The source highly questioned this assumption, saying “it is inaccurate to speculate that the progress of real estate and construction will stop in light of expectations of a rise in population by 60 million over the coming 30 years.”
“If the Egyptian market’s need for a million housing units per year requires [building] new cities, roads, and huge infrastructure projects, then how could the sector be comprised of fictious employment?”
Military grip, private sector
The FT article cited sources as saying that the president distrusted the private sector when he became president and “wanted to use the military in project management and as a tool for large infrastructure projects.”
“At the core of the concerns is that the expansion of the military’s role in the state and the economy is crowding out the private sector and scaring away foreign investors,” the writer said.
The source responded, saying that the role of the military, along with the Ministry of Housing and the New Urban Communities Authority is limited to supervision, monitoring, and sometimes planning.
“Execution of the projects is the responsibility of companies not owned by the military, which means that the private sector plays a major role in real estate investment,” the source said.
The military intervention in the economy came in the wake of political and economic instability in Egypt after the 25 January Revolution, the statement noted.
The instability caused fears for the private sector to pump investments, the statement said, noting that there was a desperate need for the implementation of construction and infrastructure projects to provide for the needs of citizens and investors.
“The intervention of the military and the public sector in economic activity came to ease the implications of the economic reform programme,” the source said.
El-Sisi on several occasions has invited the private sector to join the state's efforts in implementing national developmental projects.
Economic reform, new capital
The source added that the economic reform programme treated the “economic distortions” but also led to a decline in the citizens’ purchasing power, a rise in interest rates to control inflation, which led to a decline in private investment.

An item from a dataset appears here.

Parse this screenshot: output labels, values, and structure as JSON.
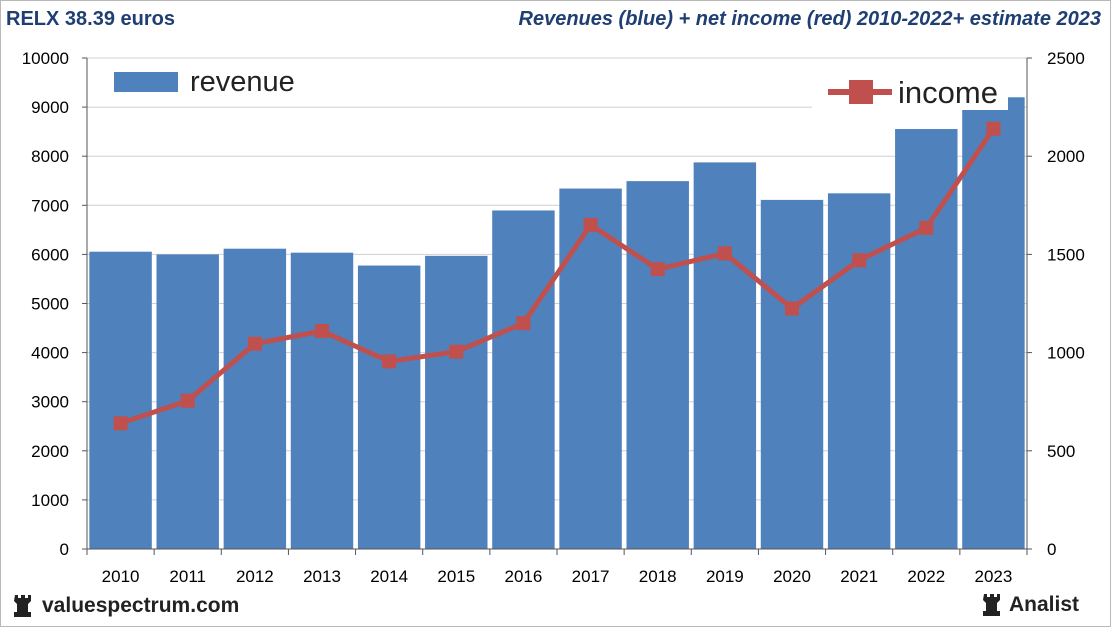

The source also said that the economic reform programme and the state’s policies to encourage investments and restore security and stability have contributed to the signing of many agreements in the natural gas sector.
The Egyptian Centre for Strategic Studies (ECSS) also responded to the FT article, which described the new capital project as “a vanity project” according to sceptics and said it was carried out by the armed forces.
The ECSS said a sole institution cannot establish such a massive city that is built on 170 feddans (176.4 acres).
It added that the Egyptian private sector’s companies are the ones carrying out the projects in the new capital, with the armed forces being tasked with supervising some of the projects.
The new capital project treats the old capital’s outstanding issues represented in poor planning and weak infrastructure that is not qualified for Egypt’s 2030 vision, the ECSS said.
This vision aims to transform Egypt into a country with a digital economy that is based on knowledge and that is able to provide special services to citizens and investors, the ECSS added.
The new capital was designed to be 45 kilometres away from the capital so that it can be located between Cairo and Suez and embrace the internationally significant Suez Canal trade route, the ECSS noted.
The ECSS also noted that the real-estate sector contributes around 15.2 percent of the country’s GDP and creates job opportunities for 3.4 million workers, representing 13 percent of Egyptian workers.